Well, instead of cutting my way through your code, you can find a simplified and working implementation below. By evaluating the functions and comparing the outputs to the evaluated functions in your code snippet, you should get an idea of what's going wrong on your side.

Edit: It seems like most of the algorithms under the hood of scipy.minimize fail to converge to a local minimizer while preserving strict feasibility of the constraints. If you're open to using another package, I'd recommend using the state-of-the-art NLP solver Ipopt.
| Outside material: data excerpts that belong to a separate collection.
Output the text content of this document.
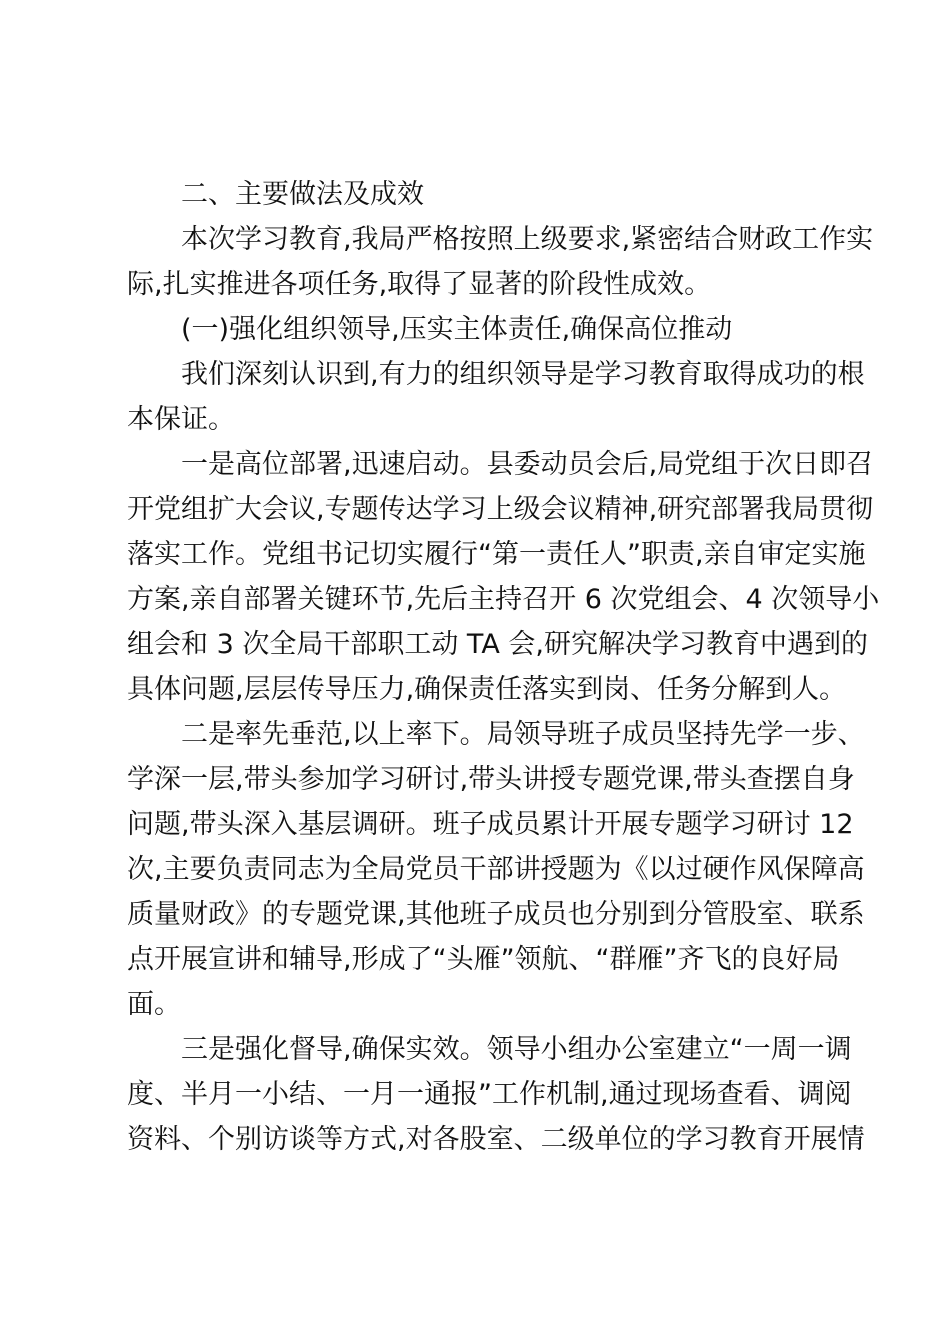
二、主要做法及成效
本次学习教育,我局严格按照上级要求,紧密结合财政工作实
际,扎实推进各项任务,取得了显著的阶段性成效。
(一)强化组织领导,压实主体责任,确保高位推动
我们深刻认识到,有力的组织领导是学习教育取得成功的根
本保证。
一是高位部署,迅速启动。县委动员会后,局党组于次日即召
开党组扩大会议,专题传达学习上级会议精神,研究部署我局贯彻
落实工作。党组书记切实履行“第一责任人”职责,亲自审定实施
方案,亲自部署关键环节,先后主持召开 6 次党组会、4 次领导小
组会和 3 次全局干部职工动 TA 会,研究解决学习教育中遇到的
具体问题,层层传导压力,确保责任落实到岗、任务分解到人。
二是率先垂范,以上率下。局领导班子成员坚持先学一步、
学深一层,带头参加学习研讨,带头讲授专题党课,带头查摆自身
问题,带头深入基层调研。班子成员累计开展专题学习研讨 12
次,主要负责同志为全局党员干部讲授题为《以过硬作风保障高
质量财政》的专题党课,其他班子成员也分别到分管股室、联系
点开展宣讲和辅导,形成了“头雁”领航、“群雁”齐飞的良好局
面。
三是强化督导,确保实效。领导小组办公室建立“一周一调
度、半月一小结、一月一通报”工作机制,通过现场查看、调阅
资料、个别访谈等方式,对各股室、二级单位的学习教育开展情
You can use it by means of the cyipopt package and thanks to its minimize_ipopt method, you can use it similar to scipy.optimize.minimize:

import numpy as np
#from scipy.optimize import minimize
from cyipopt import minimize_ipopt as minimize

d = 2
tmax = 500.0
N = 2*d + 2*d**2

def logL(x, d, tmax):
    lambda_, gamma, alpha, beta = np.split(x, np.cumsum([d, d, d**2]))
    return np.sum((lambda_ + tmax*gamma)**2)

def con_fun(x, d, tmax):
    # split the packed variable x = (lambda_, gamma, alpha, beta)
    lambda_, gamma, alpha, beta = np.split(x, np.cumsum([d, d, d**2]))
    return lambda_ + (tmax + 1.0) * gamma 

def con_jac(x, d, tmax):
    jac = np.block([np.eye(d), (tmax + 1.0)*np.eye(d), np.zeros((d, 2*d**2))])
    return jac

constr = {
    'type': 'ineq', 
    'fun': lambda x: con_fun(x, d, tmax), 
    'jac': lambda x: con_jac(x, d, tmax)
}

bounds = [(0, 10.0)]*N + [(-10.0, 10.0)]*N + [(0.0, 10.0)]*2*d**2
x0 = np.full(N, 2.0)

res = minimize(lambda x: logL(x, d, tmax), x0=x0, constraints=constr, 
    method='SLSQP', options={'disp': True}, bounds=bounds)

print(res)

yields

******************************************************************************
This program contains Ipopt, a library for large-scale nonlinear optimization.
 Ipopt is released as open source code under the Eclipse Public License (EPL).
         For more information visit https://github.com/coin-or/Ipopt
******************************************************************************

     fun: 0.00014085582293562834
    info: {'x': array([ 2.0037865 ,  2.0037865 , -0.00399079, -0.00399079,  2.00700641,
        2.00700641,  2.00700641,  2.00700641,  2.00700641,  2.00700641,
        2.00700641,  2.00700641]), 'g': array([0.00440135, 0.00440135]), 'obj_val': 0.00014085582293562834, 'mult_g': array([-0.01675576, -0.01675576]), 'mult_x_L': array([5.00053270e-08, 5.00053270e-08, 1.00240003e-08, 1.00240003e-08,
       4.99251018e-08, 4.99251018e-08, 4.99251018e-08, 4.99251018e-08,
       4.99251018e-08, 4.99251018e-08, 4.99251018e-08, 4.99251018e-08]), 'mult_x_U': array([1.25309309e-08, 1.25309309e-08, 1.00160027e-08, 1.00160027e-08,
       1.25359789e-08, 1.25359789e-08, 1.25359789e-08, 1.25359789e-08,
       1.25359789e-08, 1.25359789e-08, 1.25359789e-08, 1.25359789e-08]), 'status': 0, 'status_msg': b'Algorithm terminated successfully at a locally optimal point, satisfying the convergence tolerances (can be specified by options).'}
 message: b'Algorithm terminated successfully at a locally optimal point, satisfying the convergence tolerances (can be specified by options).'
    nfev: 15
     nit: 14
    njev: 16
  status: 0
 success: True
       x: array([ 2.0037865 ,  2.0037865 , -0.00399079, -0.00399079,  2.00700641,
        2.00700641,  2.00700641,  2.00700641,  2.00700641,  2.00700641,
        2.00700641,  2.00700641])

and evaluating the constraint function at the found solution yields

In [17]: print(constr['fun'](res.x))
[0.00440135 0.00440135]

Consequently, the constraints are fulfilled.